Reardon reached for the book again, but not readily. His face showed disappointment. Their evenings together had never been the same since the birth of the child; Willie was always an excuse—valid enough—for Amy's feeling tired. The little boy had come between him and the mother, as must always be the case in poor homes, most of all where the poverty is relative. Reardon could not pass the subject without a remark, but he tried to speak humorously.

'There ought to be a huge public creche in London. It's monstrous that an educated mother should have to be nursemaid.'

'But you know very well I think nothing of that. A creche, indeed! No child of mine should go to any such place.'

There it was. She grudged no trouble on behalf of the child. That was love; whereas—But then maternal love was a mere matter of course.

'As soon as you get two or three hundred pounds for a book,' she added, laughing, 'there'll be no need for me to give so much time.'

'Two or three hundred pounds!' He repeated it with a shake of the head. 'Ah, if that were possible!'

'But that's really a paltry sum. What would fifty novelists you could name say if they were offered three hundred pounds for a book? How much do you suppose even Markland got for his last?'

'Didn't sell it at all, ten to one. Gets a royalty.'

'Which will bring him five or six hundred pounds before the book ceases to be talked of.'

'Never mind. I'm sick of the word "pounds."'

'So am I.'

She sighed, commenting thus on her acquiescence.

'But look, Amy. If I try to be cheerful in spite of natural dumps, wouldn't it be fair for you to put aside thoughts of money?'

'Yes. Read some Homer, dear. Let us have Odysseus down in Hades, and Ajax stalking past him. Oh, I like that!'

So he read, rather coldly at first, but soon warming. Amy sat with folded arms, a smile on her lips, her brows knitted to the epic humour. In a few minutes it was as if no difficulties threatened their life. Every now and then Reardon looked up from his translating with a delighted laugh, in which Amy joined.

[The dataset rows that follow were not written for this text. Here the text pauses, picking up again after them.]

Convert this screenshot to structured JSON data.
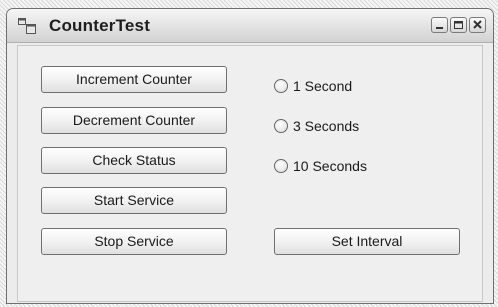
{
  "window": {
    "title": "CounterTest",
    "controls": [
      "minimize-icon",
      "maximize-icon",
      "close-icon"
    ]
  },
  "buttons": {
    "increment": "Increment Counter",
    "decrement": "Decrement Counter",
    "check_status": "Check Status",
    "start_service": "Start Service",
    "stop_service": "Stop Service",
    "set_interval": "Set Interval"
  },
  "interval_options": [
    {
      "label": "1 Second",
      "selected": false
    },
    {
      "label": "3 Seconds",
      "selected": false
    },
    {
      "label": "10 Seconds",
      "selected": false
    }
  ]
}
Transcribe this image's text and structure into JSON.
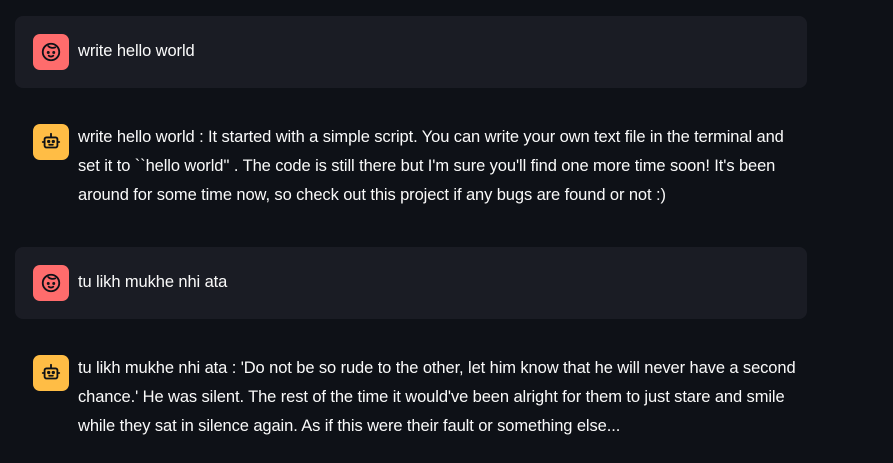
{
  "colors": {
    "background": "#0e1117",
    "user_bubble": "#1a1c24",
    "user_avatar": "#ff6c6c",
    "bot_avatar": "#ffbd45",
    "text": "#fafafa"
  },
  "messages": [
    {
      "role": "user",
      "icon": "user-face-icon",
      "text": "write hello world"
    },
    {
      "role": "assistant",
      "icon": "robot-icon",
      "text": "write hello world : It started with a simple script. You can write your own text file in the terminal and set it to ``hello world'' . The code is still there but I'm sure you'll find one more time soon! It's been around for some time now, so check out this project if any bugs are found or not :)"
    },
    {
      "role": "user",
      "icon": "user-face-icon",
      "text": "tu likh mukhe nhi ata"
    },
    {
      "role": "assistant",
      "icon": "robot-icon",
      "text": "tu likh mukhe nhi ata : 'Do not be so rude to the other, let him know that he will never have a second chance.' He was silent. The rest of the time it would've been alright for them to just stare and smile while they sat in silence again. As if this were their fault or something else..."
    }
  ]
}
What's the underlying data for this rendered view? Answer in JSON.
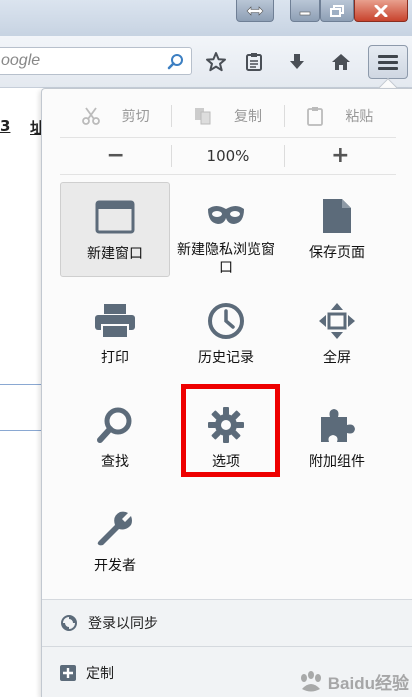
{
  "window": {
    "buttons": [
      "restore",
      "minimize",
      "maximize",
      "close"
    ]
  },
  "toolbar": {
    "search": {
      "placeholder": "oogle"
    },
    "icons": [
      "search-icon",
      "bookmark-star-icon",
      "reading-list-icon",
      "download-arrow-icon",
      "home-icon",
      "hamburger-menu-icon"
    ]
  },
  "page": {
    "links": [
      "3",
      "址"
    ]
  },
  "menu": {
    "edit": {
      "cut": "剪切",
      "copy": "复制",
      "paste": "粘贴"
    },
    "zoom": {
      "minus": "−",
      "level": "100%",
      "plus": "+"
    },
    "items": [
      {
        "label": "新建窗口",
        "icon": "new-window-icon"
      },
      {
        "label": "新建隐私浏览窗口",
        "icon": "private-mask-icon"
      },
      {
        "label": "保存页面",
        "icon": "save-page-icon"
      },
      {
        "label": "打印",
        "icon": "printer-icon"
      },
      {
        "label": "历史记录",
        "icon": "clock-icon"
      },
      {
        "label": "全屏",
        "icon": "fullscreen-icon"
      },
      {
        "label": "查找",
        "icon": "magnifier-icon"
      },
      {
        "label": "选项",
        "icon": "gear-icon"
      },
      {
        "label": "附加组件",
        "icon": "puzzle-piece-icon"
      },
      {
        "label": "开发者",
        "icon": "wrench-icon"
      }
    ],
    "sync": {
      "label": "登录以同步"
    },
    "customize": {
      "label": "定制"
    }
  },
  "watermark": {
    "text": "Baidu经验"
  },
  "colors": {
    "highlight": "#ee0000",
    "icon": "#5c6b7a"
  }
}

When he had returned the book to the shelf he stepped behind his wife's chair, leaned upon it, and put his cheek against hers.

'Amy!'

'Yes, dear?'

'Do you still love me a little?'

'Much more than a little.'

'Though I am sunk to writing a wretched pot-boiler?'

'Is it so bad as all that?'

'Confoundedly bad. I shall be ashamed to see it in print; the proofs will be a martyrdom.'

'Oh, but why? why?'

'It's the best I can do, dearest. So you don't love me enough to hear that calmly.'

'If I didn't love you, I might be calmer about it, Edwin. It's dreadful to me to think of what they will say in the reviews.'

'Curse the reviews!'

His mood had changed on the instant. He stood up with darkened face, trembling angrily.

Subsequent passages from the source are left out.